Western blotting for molecules involved in apoptosis in solid tumors
Western blotting was also carried out using the SK-N-DZ and SK-N-BE2 tumor samples for examination of specific molecules involved in apoptosis after the transfection and treatment. The solid tumors were weighed, cut into small pieces, and homogenized using an Omni Ruptor 400 Ultrasonic homogenizer (Omni International, Kennesaw, GA, USA). The homogenized tumor samples were centrifuged at 15,000 g for 10 min at 4°C and the supernatants were collected. Protein concentration in the supernatant was determined using the Coomassie-Plus protein assay (Pierce Biotechnology, Rockford, IL, USA) and the samples were stored at −20°C until used for Western blotting. Western blotting was performed, as described above, using these protein samples and the primary IgG antibodies against caspase-8, tBid, Bax, Bcl-2, Smac, survivin, calpain, caspase-3, and SBDP.
Statistical analysis
The results from some of the experiments were were analyzed for statistical significance using Minitab 16 statistical software (Minitab, State College, PA, USA). Data were expressed as mean ± standard error of mean (SEM) of separate experiments (n ≥ 3) and compared by one-way analysis of variance (ANOVA) followed by the Fisher’s post-hoc test. Difference between a control (CTL) group and a treatment group was considered signi cant at p < 0.05.
Results
Levels of miR-138 expression after hTERT shRNA transfection and APG treatment
To examine any alterations in miR-138 expression in human malignant neuroblastoma SK-N-DZ and SK-N-BE2 cells after hTERT shRNA transfection and APG treatment, we performed first semi-quantitative RT-PCR and then real-time qRT-PCR experiments (Fig. 1). As revealed from the resolved RT-PCR products on the 2.2% agarose gels, expression of the tumor suppressor miR-138 was clearly elevated after combination therapy in both cell lines (Fig. 1A). Further, real-time qRT-PCR analyses were performed to quantify the levels of miR-138 expression in both cell lines after transfection and treatment (Fig. 1B). We did not observe any difference in miR-138 expression between scrambled hTERT shRNA plasmid transfected cells and untreated control cells (data not shown). Therefore, scrambled hTERT shRNA plasmid was used as the control vector in the experiments. Transfection of cells with hTERT shRNA alone was more effective than treatment of cells with APG alone in increasing miR-138 expression. Interestingly, when compared with a monotherapy (scrambled shRNA, hTERT shRNA, or APG), combination of hTERT shRNA and APG most significantly increased the levels of miR-138 expression in both cell lines.

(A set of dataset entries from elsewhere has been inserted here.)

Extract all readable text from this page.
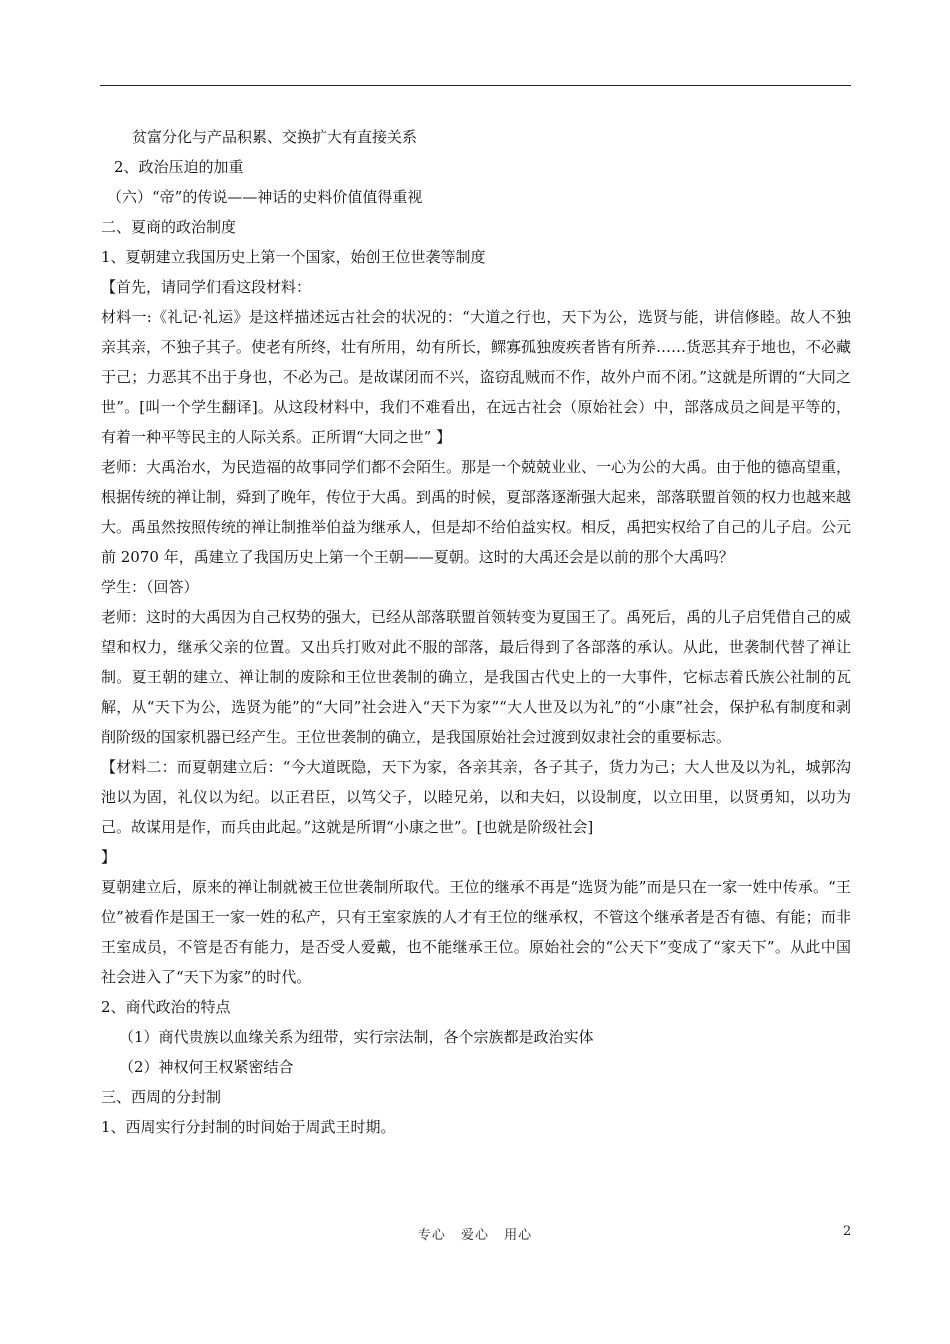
贫富分化与产品积累、交换扩大有直接关系

2、政治压迫的加重

（六）“帝”的传说——神话的史料价值值得重视

二、夏商的政治制度

1、夏朝建立我国历史上第一个国家，始创王位世袭等制度

【首先，请同学们看这段材料：

材料一:《礼记·礼运》是这样描述远古社会的状况的：“大道之行也，天下为公，选贤与能，讲信修睦。故人不独亲其亲，不独子其子。使老有所终，壮有所用，幼有所长，鳏寡孤独废疾者皆有所养……货恶其弃于地也，不必藏于己；力恶其不出于身也，不必为己。是故谋闭而不兴，盗窃乱贼而不作，故外户而不闭。”这就是所谓的“大同之世”。[叫一个学生翻译]。从这段材料中，我们不难看出，在远古社会（原始社会）中，部落成员之间是平等的，有着一种平等民主的人际关系。正所谓“大同之世” 】

老师：大禹治水，为民造福的故事同学们都不会陌生。那是一个兢兢业业、一心为公的大禹。由于他的德高望重，根据传统的禅让制，舜到了晚年，传位于大禹。到禹的时候，夏部落逐渐强大起来，部落联盟首领的权力也越来越大。禹虽然按照传统的禅让制推举伯益为继承人，但是却不给伯益实权。相反，禹把实权给了自己的儿子启。公元前 2070 年，禹建立了我国历史上第一个王朝——夏朝。这时的大禹还会是以前的那个大禹吗？

学生：（回答）

老师：这时的大禹因为自己权势的强大，已经从部落联盟首领转变为夏国王了。禹死后，禹的儿子启凭借自己的威望和权力，继承父亲的位置。又出兵打败对此不服的部落，最后得到了各部落的承认。从此，世袭制代替了禅让制。夏王朝的建立、禅让制的废除和王位世袭制的确立，是我国古代史上的一大事件，它标志着氏族公社制的瓦解，从“天下为公，选贤为能”的“大同”社会进入“天下为家”“大人世及以为礼”的“小康”社会，保护私有制度和剥削阶级的国家机器已经产生。王位世袭制的确立，是我国原始社会过渡到奴隶社会的重要标志。

【材料二：而夏朝建立后：“今大道既隐，天下为家，各亲其亲，各子其子，货力为己；大人世及以为礼，城郭沟池以为固，礼仪以为纪。以正君臣，以笃父子，以睦兄弟，以和夫妇，以设制度，以立田里，以贤勇知，以功为己。故谋用是作，而兵由此起。”这就是所谓“小康之世”。[也就是阶级社会]

】

夏朝建立后，原来的禅让制就被王位世袭制所取代。王位的继承不再是“选贤为能”而是只在一家一姓中传承。“王位”被看作是国王一家一姓的私产，只有王室家族的人才有王位的继承权，不管这个继承者是否有德、有能；而非王室成员，不管是否有能力，是否受人爱戴，也不能继承王位。原始社会的“公天下”变成了“家天下”。从此中国社会进入了“天下为家”的时代。

2、商代政治的特点

（1）商代贵族以血缘关系为纽带，实行宗法制，各个宗族都是政治实体

（2）神权何王权紧密结合

三、西周的分封制

1、西周实行分封制的时间始于周武王时期。

专心 爱心 用心	2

Combination therapy was so effective that it could cause almost 5 times higher miR-138 expression than scrambled shRNA in both cell lines.

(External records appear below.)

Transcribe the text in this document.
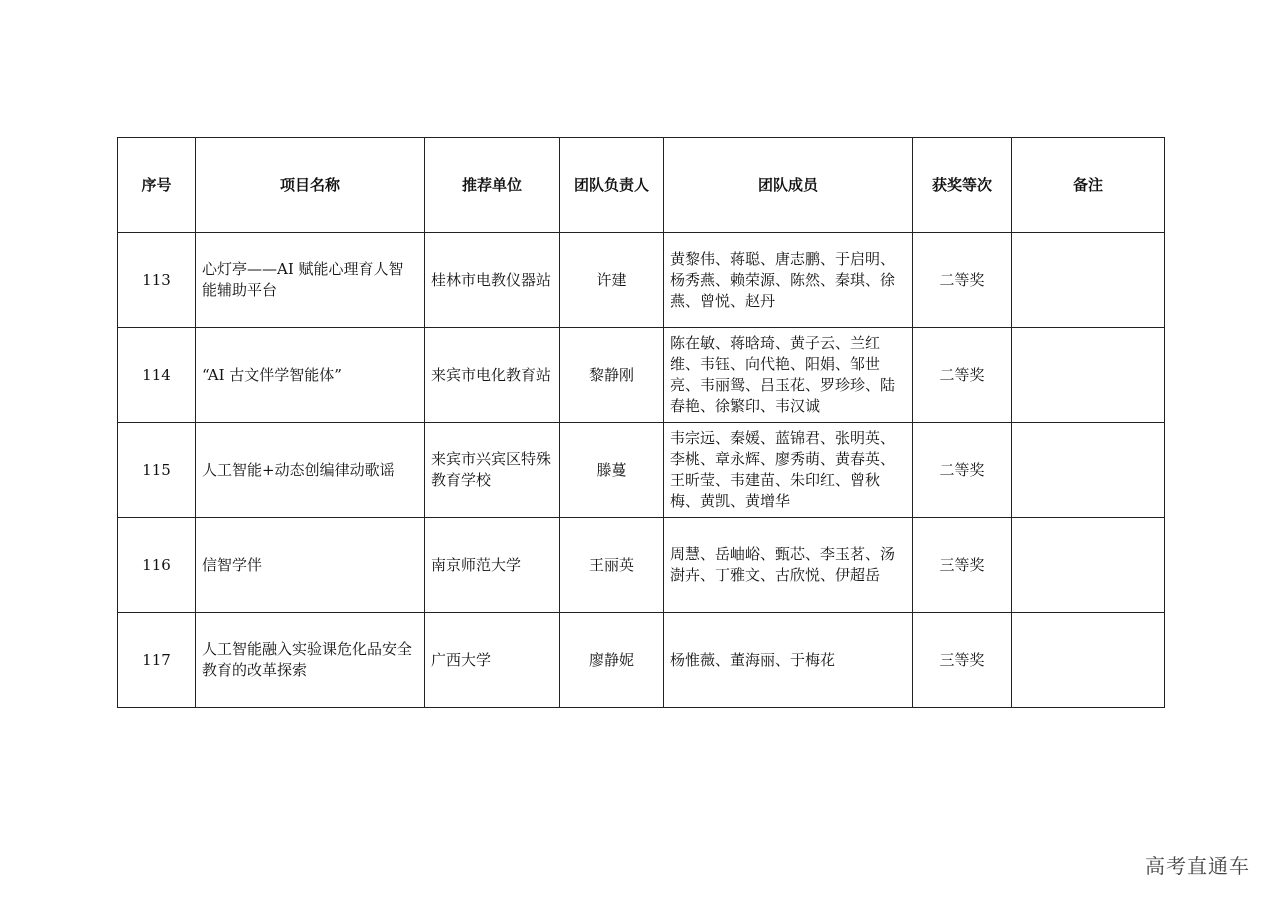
序号	项目名称	推荐单位	团队负责人	团队成员	获奖等次	备注
113	心灯亭——AI 赋能心理育人智能辅助平台	桂林市电教仪器站	许建	黄黎伟、蒋聪、唐志鹏、于启明、杨秀燕、赖荣源、陈然、秦琪、徐燕、曾悦、赵丹	二等奖	
114	“AI 古文伴学智能体”	来宾市电化教育站	黎静刚	陈在敏、蒋晗琦、黄子云、兰红维、韦钰、向代艳、阳娟、邹世亮、韦丽鸳、吕玉花、罗珍珍、陆春艳、徐繁印、韦汉诚	二等奖	
115	人工智能+动态创编律动歌谣	来宾市兴宾区特殊教育学校	滕蔓	韦宗远、秦媛、蓝锦君、张明英、李桃、章永辉、廖秀萌、黄春英、王昕莹、韦建苗、朱印红、曾秋梅、黄凯、黄增华	二等奖	
116	信智学伴	南京师范大学	王丽英	周慧、岳岫峪、甄芯、李玉茗、汤澍卉、丁雅文、古欣悦、伊超岳	三等奖	
117	人工智能融入实验课危化品安全教育的改革探索	广西大学	廖静妮	杨惟薇、董海丽、于梅花	三等奖	
高考直通车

More power of miR-138 mimic than hTERT shRNA plasmid in potentiating efficacy of APG in decreasing both cell viability and colony formation
We determined cell viability and colony forming ability of the cells after transfection with miR-138 mimic or hTERT shRNA plasmid and treatment with APG alone and in combination in both SK-N-DZ and SK-N-BE2 cell lines (Fig. 2). We observed significant decreases in cell viability after miR-138 overexpression, hTERT knockdown, or APG treatment (Fig. 2A). Untreated control (CTL) and scrambled miR-138 transfection equally maintained cell viability in both neuroblastoma cell lines. Interestingly, miR-138 overexpression was more effective than hTERT knockdown or APG treatment alone in decreasing cell viability in both cell lines. Among all the strategies (Fig. 2A), miR-138, hTERT shRNA and APG, and miR-138 and APG were effective in causing around 54%, 75%, and 85% cell death, respectively, in both cell lines. So, we decided to explore comparative efficacies of these three strategies in our clonogenic assay (Fig. 2B) and all subsequent experiments. Clonogenic assay is based on the ability of a single cell to form a multicellular colony of a minimum of 50 cells within in a particular time frame. When compared with miR-138 alone or combination of hTERT shRNA and APG, we found that combination miR-138 and APG most significantly decreased the colony forming ability of the cells (Fig. 2B). These results clearly indicated that direct miR-138 overexpession was more powerful than hTERT knockdown in potentiating the efficacy of APG treatment in decreasing cell viability as well as colony formation ability of human malignant neuroblastoma cells.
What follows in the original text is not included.